REPUBLIKA.CO.ID, JAKARTA -- Pengamat politik dari Universitas Indonesia (UI), Agung Suprio, berpendapat Partai Gerindra sangat cocok atau pas berkoalisi dengan PDI Perjuangan karena keduanya mempunya basis ideologi yang sama. Namun, syaratnya adalah satu pihak harus mengalah untuk mencalonkan calon wakil presiden (cawapres).
"Saat ini kedua pihak hanya memandang politik dari cermin satu sisi," kata Agung, dalam keterangannya, di Jakarta, Sabtu.
Menurut dia, Gerindra melihat Prabowo sebagai 'rising star' di mana suaranya terus meningkat. Padahal, Gerindra masih sangat butuh untuk berkoalisi dengan partai lain.
Sementara PDIP, menurut Agung, melihat Jokowi masih lebih unggul. Padahal, elektabilitas Jokowi terus merosot tajam.
"Jika mereka melihat dari cermin di dua sisinya, pasti akan terjadi titik temu ideal. Titik temu itu, Prabowo yang terus naik elektabilitasnya dapat menjadi calon presiden (capres). Sementara, Jokowi yang terus merosot menjadi cawapresnya," tuturnya.

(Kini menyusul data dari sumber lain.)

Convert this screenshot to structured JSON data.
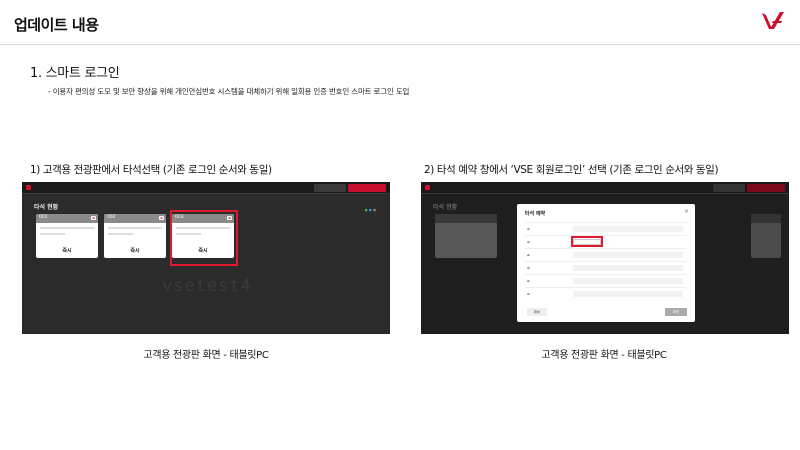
{
  "header": {
    "title": "업데이트 내용",
    "brand_color": "#c8102e"
  },
  "section": {
    "heading": "1. 스마트 로그인",
    "description": "- 이용자 편의성 도모 및 보안 향상을 위해 개인안심번호 시스템을 대체하기 위해 일회용 인증 번호인 스마트 로그인 도입"
  },
  "left_panel": {
    "caption_top": "1) 고객용 전광판에서 타석선택 (기존 로그인 순서와 동일)",
    "caption_bottom": "고객용 전광판 화면 - 태블릿PC",
    "screen": {
      "title": "타석 현황",
      "watermark": "vsetest4",
      "seats": [
        {
          "number": "001",
          "status": "즉시"
        },
        {
          "number": "002",
          "status": "즉시"
        },
        {
          "number": "003",
          "status": "즉시"
        }
      ],
      "selected_seat": "003"
    }
  },
  "right_panel": {
    "caption_top": "2) 타석 예약 창에서 ‘VSE 회원로그인’ 선택 (기존 로그인 순서와 동일)",
    "caption_bottom": "고객용 전광판 화면 - 태블릿PC",
    "screen": {
      "background_title": "타석 현황",
      "modal_title": "타석 예약",
      "modal_close": "×",
      "cancel_label": "취소",
      "confirm_label": "확인"
    }
  }
}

Menurut Agung, fenomena ini sebenarnya ulangan pilpres tahun 2004 di mana SBY dan partainya tadinya punya suara kecil, beda jauh dengan Megawati Soekarnoputri dan PDIP (calon incumbent).
Namun elektabilitas SBY terus menanjak, sementara Megawati menurun. "Posisi SBY bisa disamakan dengan Prabowo pada saat ini. Inilah Projo yang sebenarnya, Prabowo-Jokowi. Kalau duet Projo ini yang tercipta, maka pilpres akan mereka libas dalam satu putaran," ucap Agung.